The bounded extension type unions are less convenient when a type is specified, because the bound must be chosen and written explicitly by the developer. In return for this extra work and verbosity, bounded extension type unions have better type run-time safety.

The type Json

This package includes an extension type named Json which is used to support an encoding which is typically used when a JSON term is parsed and modeled as an object structure that consists of lists, maps, and certain primitive values. In particular, jsonDecode in 'dart:convert' uses this encoding.

This could be modeled as a recursive union type, but not as a plain union type. For example, a Json typed value could be a List<Json> that contains elements of type Json which could in turn be List<Json>, and so on. This implies that we cannot describe Json as a simple union of other types.

// Assuming that Dart supports recursive typedefs (but it doesn't).
rec typedef Json =
    Null
  | bool
  | int
  | double
  | List<Json>
  | Map<String, Json>;

We could of course say that Json is just a plain union with operands Null, bool, int, double, List<dynamic>, and Map<String, dynamic>. However, if we do that then we haven't modeled the constraint that the contents of those collections must again be of type Json.

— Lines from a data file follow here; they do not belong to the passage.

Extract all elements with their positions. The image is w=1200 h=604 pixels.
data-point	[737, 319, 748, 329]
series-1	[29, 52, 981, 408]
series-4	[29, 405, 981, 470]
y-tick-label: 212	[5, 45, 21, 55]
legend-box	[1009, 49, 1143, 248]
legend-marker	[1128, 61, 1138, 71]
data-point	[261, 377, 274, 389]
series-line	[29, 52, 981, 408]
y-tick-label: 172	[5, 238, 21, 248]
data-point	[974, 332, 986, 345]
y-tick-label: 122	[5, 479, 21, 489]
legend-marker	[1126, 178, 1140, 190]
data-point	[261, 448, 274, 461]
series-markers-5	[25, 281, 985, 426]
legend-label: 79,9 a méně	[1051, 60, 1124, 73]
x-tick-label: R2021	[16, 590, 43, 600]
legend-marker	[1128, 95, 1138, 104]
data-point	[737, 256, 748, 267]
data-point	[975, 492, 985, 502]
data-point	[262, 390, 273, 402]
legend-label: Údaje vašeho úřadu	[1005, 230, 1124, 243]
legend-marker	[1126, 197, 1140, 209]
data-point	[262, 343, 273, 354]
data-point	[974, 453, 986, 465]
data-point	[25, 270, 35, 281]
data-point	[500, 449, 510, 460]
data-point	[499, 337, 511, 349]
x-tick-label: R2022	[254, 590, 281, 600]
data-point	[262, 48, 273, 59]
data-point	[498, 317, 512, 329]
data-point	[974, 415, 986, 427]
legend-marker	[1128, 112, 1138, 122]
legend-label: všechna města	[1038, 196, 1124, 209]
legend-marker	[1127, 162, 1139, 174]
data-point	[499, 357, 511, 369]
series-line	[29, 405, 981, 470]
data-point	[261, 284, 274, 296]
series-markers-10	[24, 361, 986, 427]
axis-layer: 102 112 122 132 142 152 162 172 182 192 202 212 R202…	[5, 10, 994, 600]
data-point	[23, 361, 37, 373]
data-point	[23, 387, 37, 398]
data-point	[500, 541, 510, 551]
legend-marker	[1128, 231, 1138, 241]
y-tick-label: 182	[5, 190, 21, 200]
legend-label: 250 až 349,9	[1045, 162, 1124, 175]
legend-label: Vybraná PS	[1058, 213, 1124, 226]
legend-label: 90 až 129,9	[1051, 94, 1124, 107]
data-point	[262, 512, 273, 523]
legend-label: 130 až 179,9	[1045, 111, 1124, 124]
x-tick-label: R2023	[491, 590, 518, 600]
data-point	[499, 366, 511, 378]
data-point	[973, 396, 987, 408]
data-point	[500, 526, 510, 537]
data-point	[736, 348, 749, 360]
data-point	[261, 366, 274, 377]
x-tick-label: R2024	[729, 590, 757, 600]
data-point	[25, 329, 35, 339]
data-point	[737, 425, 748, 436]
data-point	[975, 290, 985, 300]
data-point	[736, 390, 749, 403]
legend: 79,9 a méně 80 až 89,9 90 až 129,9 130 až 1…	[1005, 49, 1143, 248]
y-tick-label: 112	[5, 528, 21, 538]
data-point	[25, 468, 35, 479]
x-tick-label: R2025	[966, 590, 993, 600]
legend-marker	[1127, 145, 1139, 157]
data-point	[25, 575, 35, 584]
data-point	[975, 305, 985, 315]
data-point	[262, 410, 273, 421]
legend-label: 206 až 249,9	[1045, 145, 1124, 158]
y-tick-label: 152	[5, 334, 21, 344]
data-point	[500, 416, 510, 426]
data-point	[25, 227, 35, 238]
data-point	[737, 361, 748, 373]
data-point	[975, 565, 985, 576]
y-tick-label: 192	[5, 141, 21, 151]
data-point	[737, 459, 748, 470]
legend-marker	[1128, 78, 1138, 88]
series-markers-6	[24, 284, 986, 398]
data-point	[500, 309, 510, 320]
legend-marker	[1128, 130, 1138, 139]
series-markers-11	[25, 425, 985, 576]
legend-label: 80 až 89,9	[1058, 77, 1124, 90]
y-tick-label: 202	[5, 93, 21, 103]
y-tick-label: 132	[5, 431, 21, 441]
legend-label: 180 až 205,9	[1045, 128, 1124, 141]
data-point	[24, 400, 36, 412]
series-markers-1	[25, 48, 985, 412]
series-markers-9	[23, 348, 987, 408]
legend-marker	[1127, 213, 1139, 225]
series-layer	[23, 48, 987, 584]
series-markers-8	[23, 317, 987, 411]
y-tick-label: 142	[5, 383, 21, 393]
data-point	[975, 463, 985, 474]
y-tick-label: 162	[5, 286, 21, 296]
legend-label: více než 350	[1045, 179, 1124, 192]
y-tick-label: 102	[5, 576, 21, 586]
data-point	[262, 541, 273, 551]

So we could have, for example, <dynamic>[#foo], which should be prevented because we don't expect to encounter a Symbol in a JSON value.

It is not hard to express the recursive nature of these object graphs in terms of member signatures: We just make sure that a value of type Json is typed as a Map<String, Json> in the case where it is a map, and so on. This doesn't rely on any special type system magic. It just requires that each recursive type is supported by a corresponding extension type, because Union6 won't suffice. Example:

import 'package:extension_type_unions/extension_type_json.dart';

void main() {
  var json = Json.fromSource(
      '{"text": "foo", "value": 1, "status": false, "extra": null}');

  json.splitNamed(
    onMap: (map) {
      for (var key in map.keys) {
        print('$key => ${map[key]}');
      }
    },
    onOther: (other) => throw "Expected a JSON map, got $other!",
  );
}

Future extensions

If Dart adds support for implicit constructors then we will be able to avoid the unwieldy syntax at sites where a given expression needs to get a union type:

import 'package:extension_type_unions/extension_type_unions.dart';

int f(Union2<int, String> x) => x.split(
      (i) => i + 1,
      (s) => s.length,
    );

void main() {
  print(f(1)); // '2'.
  print(f('Hello')); // '5'.
}

This would work because an expression e of type int in a location where a Union2<int, String> is expected is implicitly rewritten as Union2<int, String>.in1(e) if Union2.in1 is an implicit constructor. Similarly, 'Hello' would be implicitly rewritten as Union2<int, String>.in2('Hello') if Union2.in2 is implicit.